Wishbone Ash
There's The Rub
Produit par
1- Silver Shoes / 2- Don't Come Back / 3- Persephone / 4- Hometown / 5- Lady Jay / 6- F.U.B.B.


A sa sortie, Argus était déjà couronné d’un succès qui en faisait un chef-d’œuvre intemporel de la musique rock, pour ses innovations musicales et sa mélodicité, pour sa virtuosité et son savant mélange entre progressif et hard-rock. Difficile pour le groupe de prétendre à une suite qui ne soit ni en demi-teinte, ni une redite : le choix de voir ses ambitions à la baisse avait permis à Wishbone Four de se présenter comme une œuvre solide et très appréciable. En outre, des clins d’œil parsemaient l’album vert.

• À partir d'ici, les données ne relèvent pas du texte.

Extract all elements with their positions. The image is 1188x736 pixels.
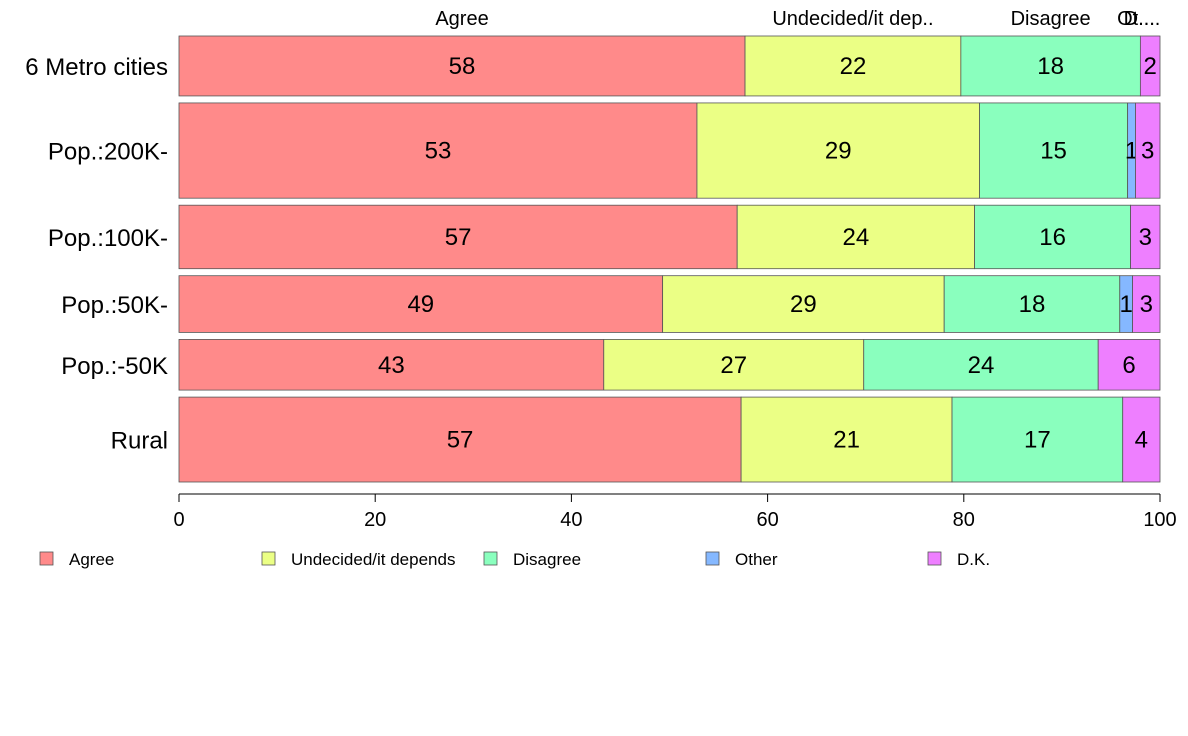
legend-swatch-disagree [483, 551, 498, 566]
data-label-pop-50k-undecided-it-depends: 27 [720, 352, 747, 379]
legend-item-agree: Agree [39, 550, 114, 569]
x-tick-label-100: 100 [1143, 509, 1176, 531]
legend-label-disagree: Disagree [513, 550, 581, 569]
legend-item-disagree: Disagree [483, 550, 581, 569]
bar-row-6-metro-cities: 58 22 18 2 [178, 35, 1161, 97]
bar-segment-rural-undecided-it-depends [740, 396, 953, 483]
data-label-pop-50k-other: 1 [1119, 291, 1132, 318]
legend-label-agree: Agree [69, 550, 114, 569]
bar-segment-pop-200k-undecided-it-depends [696, 102, 980, 199]
legend-label-d-k: D.K. [957, 550, 990, 569]
row-label-6-metro-cities: 6 Metro cities [25, 54, 168, 81]
top-label-agree: Agree [435, 8, 488, 30]
bar-segment-pop-50k-d-k [1097, 339, 1161, 391]
row-label-pop-100k: Pop.:100K- [48, 225, 168, 252]
row-label-pop-200k: Pop.:200K- [48, 139, 168, 166]
data-label-6-metro-cities-undecided-it-depends: 22 [840, 53, 867, 80]
bar-segment-pop-50k-disagree [943, 275, 1121, 333]
bar-segment-pop-200k-disagree [979, 102, 1129, 199]
data-label-pop-200k-agree: 53 [425, 138, 452, 165]
bar-row-pop-200k: 53 29 15 1 3 [178, 102, 1161, 199]
x-tick-label-60: 60 [756, 509, 778, 531]
data-label-rural-disagree: 17 [1024, 427, 1051, 454]
data-label-pop-50k-d-k: 6 [1122, 352, 1135, 379]
bar-segment-pop-50k-agree [178, 339, 605, 391]
bar-segment-pop-50k-agree [178, 275, 664, 333]
bar-segment-pop-100k-d-k [1130, 204, 1161, 270]
bar-row-pop-50k: 49 29 18 1 3 [178, 275, 1161, 333]
bar-segment-pop-50k-undecided-it-depends [662, 275, 945, 333]
bar-rows: 58 22 18 253 29 15 1 357 24 16 349 29 18 1 343 27 24 657 2… [178, 35, 1161, 483]
legend: Agree Undecided/it depends Disagree Other D.… [39, 550, 990, 569]
legend-swatch-d-k [927, 551, 942, 566]
bar-row-pop-50k: 43 27 24 6 [178, 339, 1161, 391]
bar-segment-rural-d-k [1122, 396, 1161, 483]
row-label-pop-50k: Pop.:-50K [61, 353, 168, 380]
top-category-labels: Agree Undecided/it dep.. Disagree Ot...D...… [435, 8, 1160, 30]
data-label-rural-undecided-it-depends: 21 [833, 427, 860, 454]
x-tick-label-0: 0 [173, 509, 184, 531]
bar-segment-pop-50k-undecided-it-depends [603, 339, 865, 391]
legend-swatch-undecided-it-depends [261, 551, 276, 566]
data-label-pop-200k-disagree: 15 [1040, 138, 1067, 165]
data-label-pop-100k-agree: 57 [445, 224, 472, 251]
x-tick-label-80: 80 [953, 509, 975, 531]
data-label-pop-50k-agree: 43 [378, 352, 405, 379]
bar-segment-rural-disagree [951, 396, 1124, 483]
row-label-pop-50k: Pop.:50K- [61, 292, 168, 319]
bar-segment-pop-50k-disagree [863, 339, 1099, 391]
x-tick-label-40: 40 [560, 509, 582, 531]
bar-segment-pop-100k-agree [178, 204, 738, 270]
top-label-other: Ot... [1117, 8, 1155, 30]
row-labels: 6 Metro cities Pop.:200K- Pop.:100K- Pop.:5… [25, 54, 168, 455]
data-label-6-metro-cities-d-k: 2 [1144, 53, 1157, 80]
legend-swatch-agree [39, 551, 54, 566]
bar-segment-pop-50k-d-k [1132, 275, 1161, 333]
legend-item-undecided-it-depends: Undecided/it depends [261, 550, 455, 569]
bar-segment-pop-200k-d-k [1135, 102, 1161, 199]
legend-item-other: Other [705, 550, 778, 569]
data-label-rural-d-k: 4 [1135, 427, 1148, 454]
data-label-6-metro-cities-disagree: 18 [1037, 53, 1064, 80]
bar-row-pop-100k: 57 24 16 3 [178, 204, 1161, 270]
data-label-pop-50k-disagree: 18 [1019, 291, 1046, 318]
bar-segment-pop-200k-agree [178, 102, 698, 199]
data-label-pop-100k-disagree: 16 [1039, 224, 1066, 251]
x-axis: 0 20 40 60 80 100 [173, 493, 1177, 531]
top-label-undecided-it-depends: Undecided/it dep.. [772, 8, 933, 30]
data-label-pop-50k-agree: 49 [407, 291, 434, 318]
top-label-disagree: Disagree [1011, 8, 1091, 30]
legend-label-other: Other [735, 550, 778, 569]
bar-segment-rural-agree [178, 396, 742, 483]
bar-row-rural: 57 21 17 4 [178, 396, 1161, 483]
data-label-pop-50k-d-k: 3 [1140, 291, 1153, 318]
data-label-rural-agree: 57 [447, 427, 474, 454]
data-label-pop-100k-d-k: 3 [1139, 224, 1152, 251]
bar-segment-6-metro-cities-undecided-it-depends [744, 35, 962, 97]
data-label-pop-200k-d-k: 3 [1141, 138, 1154, 165]
legend-item-d-k: D.K. [927, 550, 990, 569]
data-label-6-metro-cities-agree: 58 [449, 53, 476, 80]
x-tick-label-20: 20 [364, 509, 386, 531]
bar-segment-pop-100k-undecided-it-depends [736, 204, 975, 270]
data-label-pop-200k-undecided-it-depends: 29 [825, 138, 852, 165]
row-label-rural: Rural [111, 428, 168, 455]
legend-swatch-other [705, 551, 720, 566]
data-label-pop-50k-undecided-it-depends: 29 [790, 291, 817, 318]
data-label-pop-200k-other: 1 [1125, 138, 1138, 165]
data-label-pop-100k-undecided-it-depends: 24 [843, 224, 870, 251]
legend-label-undecided-it-depends: Undecided/it depends [291, 550, 455, 569]
bar-segment-6-metro-cities-d-k [1139, 35, 1161, 97]
data-label-pop-50k-disagree: 24 [968, 352, 995, 379]
top-label-d-k: D.... [1124, 8, 1161, 30]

Sans mauvais jeu de mot avec le titre, il y a pourtant un problème. Ted Turner quitte Wishbone Ash pour d’autres projets (paradoxalement, ses voyages l’entraînent aussi aux Etats-Unis) puis est remplacé (pour plusieurs années) par Laurie Wisefield, guitariste venu de Home. Cela aura un effet positif sur le groupe qui regagne en créativité. Il y a un autre point à souligner, le départ vers les Etats-Unis pour professionnaliser la production et sûrement gagner en popularité. La pochette (signer par les fameux Hipgnosis) semble rappeler cette nation, mais il ne s’agit pas d’une balle de baseball sinon de cricket. "Hometown", blues-rock efficace, est plus symbolique de cette traversée de l’Atlantique.
There’s the Rub sait satisfaire les amateurs du groupe et de hard-rock mélodique. Au niveau des guitares, c’est le retour des jumelles qui dialogues, des longs soli endiablés, des riffs impeccables et variés, des arpèges imaginés par des génies de la composition. Ainsi, "Silver Shoes" est un petit bijou qui rappelle les saveurs d’Argus tout en étant plus direct : en six minutes, le groupe atteint une telle variété de cellules avec un talent imparable pour coordonner le tout qu’on ne peut que rester pantois. Dans un hard-rock plus classique mais toujours aussi audacieux, "Don’t Come Back" est remarquable : son introduction pose un style qui fera des émules.
Mais le sommet est peut-être "Lady Jay", titre qui s’inscrit le plus dans la tradition d’Argus : le groupe ne sera plus aussi bon jusqu’à No Smoke Without Fire. On est ici dans ce qui fait l’identité même de Wishbone Ash, des rythmes aux mélodies en passant par les traits de guitare forgés dans leur moule. Doux et épique, en arpèges ou en riffs plus lourds, "Lady Jay" est épatant. Ecoutez le solo en twin-guitars, puis l’accompagnement en lap-steel …
Si There’s the Rub est si bon, c’est qu’il est d’une grande variété et complexité : le slow "Persephone" par exemple, amène une nouvelle ambiance par rapport à ses deux prédécesseurs tout en se maintenant dans l’esprit de l’album. Le passage en tremolo qui annonce le premier solo est un détail qui témoigne encore de la richesse dans la composition.
Wishbone Ash tombe parfois dans la démonstration avec la longue improvisation qu’est "F.U.B.B", parfois dissonante, assez progressive, mais soigne son style (mélodies sautillantes médiévales) et tente une montée en puissance laissant les guitares déferler sur l’auditeur. Une belle pièce beaucoup plus convaincante que "Where Were You Tomorrow".
There’s the Rub est un album très apprécié par les amateurs du groupe et pour cause, sans être une redite par rapport à Argus et tout en renouvelant le style, il réinvestit la couleur musicale qui avait fait le succès et l’identité de Wishbone Ash. Hélas, le milieu des années 1970 sera plus compliqué à négocier pour la bande de Powell.